A teacher is more important than a doctor or a KAS officer. But we have degraded its standard so much that the one who can’t get any job may nevertheless get a teaching job

I can’t imagine appointing RT’s for 1500 or 2000 for five years – a high ranking official’s telephone bill or few days’s TA bill is often more than that – and expecting teachers to uplift the community morally and intellectually. I can’t imagine a greater insult to dignity of man, a more degrading baygaer, a more criminal offence against the sacred office of teaching, than compelling teachers to work for five years on 1500 or 2000.

A teacher deserves more pay than any other professional or class first officer because if he is well cared we need not worry about all other professionals or officers. I wonder why teaching community is not resolutely fighting for that. All round corruption, poverty, unemployment and social problems that bedevil us are traceable to bad education which is partly a result of impoverished state of teachers.

I feel moral responsibility to write for the marginalized communities like teachers. Though I am not a teacher but I owe everything to my teachers. Somehow inculcating in me the love for knowledge they have given me everything. If we are sincere towards developing educational/intellectual/spiritual culture we need to give teachers their due. I wonder why teachers are not asserting their voice and content to fight for only small things. Instead of encouraging higher learning government is creating hurdles for those teachers who wish to pursue higher studies. Why can’t one easily get study leave and one simultaneously get many degree while in job. Teachers are also deprived of leave encashment.

Advocating the cause of teachers – good teachers of course – is advocating the cause of all of us. Let the teachers be united and get all their rights. They are the most ignored lot in our community but unfortunately they have, generally speaking lost the awareness what they are supposed to be and what they lack and have been deprived of. They must analyze factors conspiring to their destitute condition. The ungrateful nation has despised and marginalized its intellectual godfathers. May God give teachers the unity and the strength to get what they deserve. Yes, teachers need to fight for it, to snatch their God-given rights. Teachers are after all teachers. Why do teachers allow themselves to be shudraized when they are really the kings and they should ideally advise us on everything?

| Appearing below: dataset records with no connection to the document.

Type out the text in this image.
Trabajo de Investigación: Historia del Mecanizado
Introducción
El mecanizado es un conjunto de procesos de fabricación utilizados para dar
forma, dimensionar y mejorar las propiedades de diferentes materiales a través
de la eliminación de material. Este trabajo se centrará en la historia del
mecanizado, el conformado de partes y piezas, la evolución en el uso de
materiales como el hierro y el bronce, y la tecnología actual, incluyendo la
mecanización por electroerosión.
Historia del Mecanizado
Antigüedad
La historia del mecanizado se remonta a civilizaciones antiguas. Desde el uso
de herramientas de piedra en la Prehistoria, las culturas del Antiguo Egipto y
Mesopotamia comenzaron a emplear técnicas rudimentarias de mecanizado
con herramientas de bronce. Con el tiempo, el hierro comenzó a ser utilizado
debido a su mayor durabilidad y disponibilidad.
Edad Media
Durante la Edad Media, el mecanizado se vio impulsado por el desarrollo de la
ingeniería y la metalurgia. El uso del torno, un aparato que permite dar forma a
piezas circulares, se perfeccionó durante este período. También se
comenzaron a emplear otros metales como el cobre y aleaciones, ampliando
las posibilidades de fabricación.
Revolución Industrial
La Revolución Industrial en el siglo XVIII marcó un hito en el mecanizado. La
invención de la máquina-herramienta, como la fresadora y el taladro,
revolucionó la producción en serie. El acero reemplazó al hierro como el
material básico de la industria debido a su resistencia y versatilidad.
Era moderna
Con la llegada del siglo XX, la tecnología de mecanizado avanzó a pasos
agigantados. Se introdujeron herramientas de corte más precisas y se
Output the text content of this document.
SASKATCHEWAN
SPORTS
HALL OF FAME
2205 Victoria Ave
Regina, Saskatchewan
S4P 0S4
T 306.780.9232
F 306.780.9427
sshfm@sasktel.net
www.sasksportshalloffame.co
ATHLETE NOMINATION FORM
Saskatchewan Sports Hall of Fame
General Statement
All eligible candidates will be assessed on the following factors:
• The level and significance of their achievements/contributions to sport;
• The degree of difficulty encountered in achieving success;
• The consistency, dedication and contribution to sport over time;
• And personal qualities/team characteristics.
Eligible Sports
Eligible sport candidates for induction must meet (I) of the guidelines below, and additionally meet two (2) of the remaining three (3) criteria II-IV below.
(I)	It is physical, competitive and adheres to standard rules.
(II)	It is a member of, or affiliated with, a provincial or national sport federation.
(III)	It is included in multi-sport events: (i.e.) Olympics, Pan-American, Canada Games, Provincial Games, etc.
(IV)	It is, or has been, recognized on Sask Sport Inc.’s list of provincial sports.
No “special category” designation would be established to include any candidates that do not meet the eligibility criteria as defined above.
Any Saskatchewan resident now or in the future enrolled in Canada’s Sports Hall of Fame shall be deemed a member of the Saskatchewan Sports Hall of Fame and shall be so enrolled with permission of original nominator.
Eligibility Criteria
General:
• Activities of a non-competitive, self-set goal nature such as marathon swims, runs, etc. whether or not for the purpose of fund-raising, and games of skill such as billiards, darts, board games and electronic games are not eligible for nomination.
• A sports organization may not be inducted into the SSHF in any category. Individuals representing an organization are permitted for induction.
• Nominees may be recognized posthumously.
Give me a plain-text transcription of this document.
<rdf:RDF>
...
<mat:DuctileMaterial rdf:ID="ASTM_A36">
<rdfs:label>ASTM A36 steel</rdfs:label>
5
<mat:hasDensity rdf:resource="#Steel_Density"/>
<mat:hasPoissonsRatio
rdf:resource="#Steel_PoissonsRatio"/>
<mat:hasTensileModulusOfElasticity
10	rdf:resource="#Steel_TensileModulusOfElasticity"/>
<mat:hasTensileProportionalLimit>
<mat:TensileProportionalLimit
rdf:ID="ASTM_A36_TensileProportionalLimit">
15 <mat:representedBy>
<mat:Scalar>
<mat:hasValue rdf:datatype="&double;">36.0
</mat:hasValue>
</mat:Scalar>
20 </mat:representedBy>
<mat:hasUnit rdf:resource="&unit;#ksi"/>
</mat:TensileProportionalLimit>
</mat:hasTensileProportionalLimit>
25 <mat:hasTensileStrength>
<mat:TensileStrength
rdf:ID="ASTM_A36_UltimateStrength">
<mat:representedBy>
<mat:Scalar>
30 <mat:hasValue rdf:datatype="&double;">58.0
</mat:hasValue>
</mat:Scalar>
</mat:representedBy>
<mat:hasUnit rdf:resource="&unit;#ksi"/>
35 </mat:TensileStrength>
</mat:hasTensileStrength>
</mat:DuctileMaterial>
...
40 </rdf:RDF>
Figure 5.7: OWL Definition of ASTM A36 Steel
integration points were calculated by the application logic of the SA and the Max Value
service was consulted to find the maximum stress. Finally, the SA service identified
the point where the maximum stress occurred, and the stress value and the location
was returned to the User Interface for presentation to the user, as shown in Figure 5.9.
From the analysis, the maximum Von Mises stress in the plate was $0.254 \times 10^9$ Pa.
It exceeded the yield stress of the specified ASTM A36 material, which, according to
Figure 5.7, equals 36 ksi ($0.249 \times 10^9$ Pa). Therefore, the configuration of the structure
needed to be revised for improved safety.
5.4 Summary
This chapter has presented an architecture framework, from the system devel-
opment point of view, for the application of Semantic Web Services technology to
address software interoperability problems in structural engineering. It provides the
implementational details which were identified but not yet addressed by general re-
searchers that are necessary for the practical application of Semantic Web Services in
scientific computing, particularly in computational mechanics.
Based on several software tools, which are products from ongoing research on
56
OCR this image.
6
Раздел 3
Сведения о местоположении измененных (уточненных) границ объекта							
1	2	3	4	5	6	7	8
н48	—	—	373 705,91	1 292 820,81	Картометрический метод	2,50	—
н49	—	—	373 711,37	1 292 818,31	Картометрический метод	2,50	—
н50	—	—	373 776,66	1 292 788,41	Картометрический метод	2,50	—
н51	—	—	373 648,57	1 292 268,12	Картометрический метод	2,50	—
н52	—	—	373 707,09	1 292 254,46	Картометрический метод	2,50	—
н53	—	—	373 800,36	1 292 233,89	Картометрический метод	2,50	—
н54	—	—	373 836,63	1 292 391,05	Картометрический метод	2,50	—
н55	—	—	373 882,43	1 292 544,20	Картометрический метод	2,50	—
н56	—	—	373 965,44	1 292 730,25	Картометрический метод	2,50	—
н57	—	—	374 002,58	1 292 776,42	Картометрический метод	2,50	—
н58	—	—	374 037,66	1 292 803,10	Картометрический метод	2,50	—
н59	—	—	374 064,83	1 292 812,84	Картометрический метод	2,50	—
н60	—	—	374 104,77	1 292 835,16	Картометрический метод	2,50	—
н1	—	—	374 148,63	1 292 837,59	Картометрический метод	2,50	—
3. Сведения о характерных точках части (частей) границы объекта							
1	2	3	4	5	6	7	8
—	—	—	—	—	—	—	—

If a teacher gets corrupt the whole nation gets corrupt. If a teacher is disgraced the nation loses respect. The history of civilizations shows that those nations are doomed which don’t give the teachers the highest honour. The greatness of a nation is measured by the status it accords to its teachers. When will we learn to respect teachers and stop insulting them? Are we doomed or will we learn to respect teachers? We need to drastically reframe our educational policies and our idea of teaching. Teachers need to discover themselves.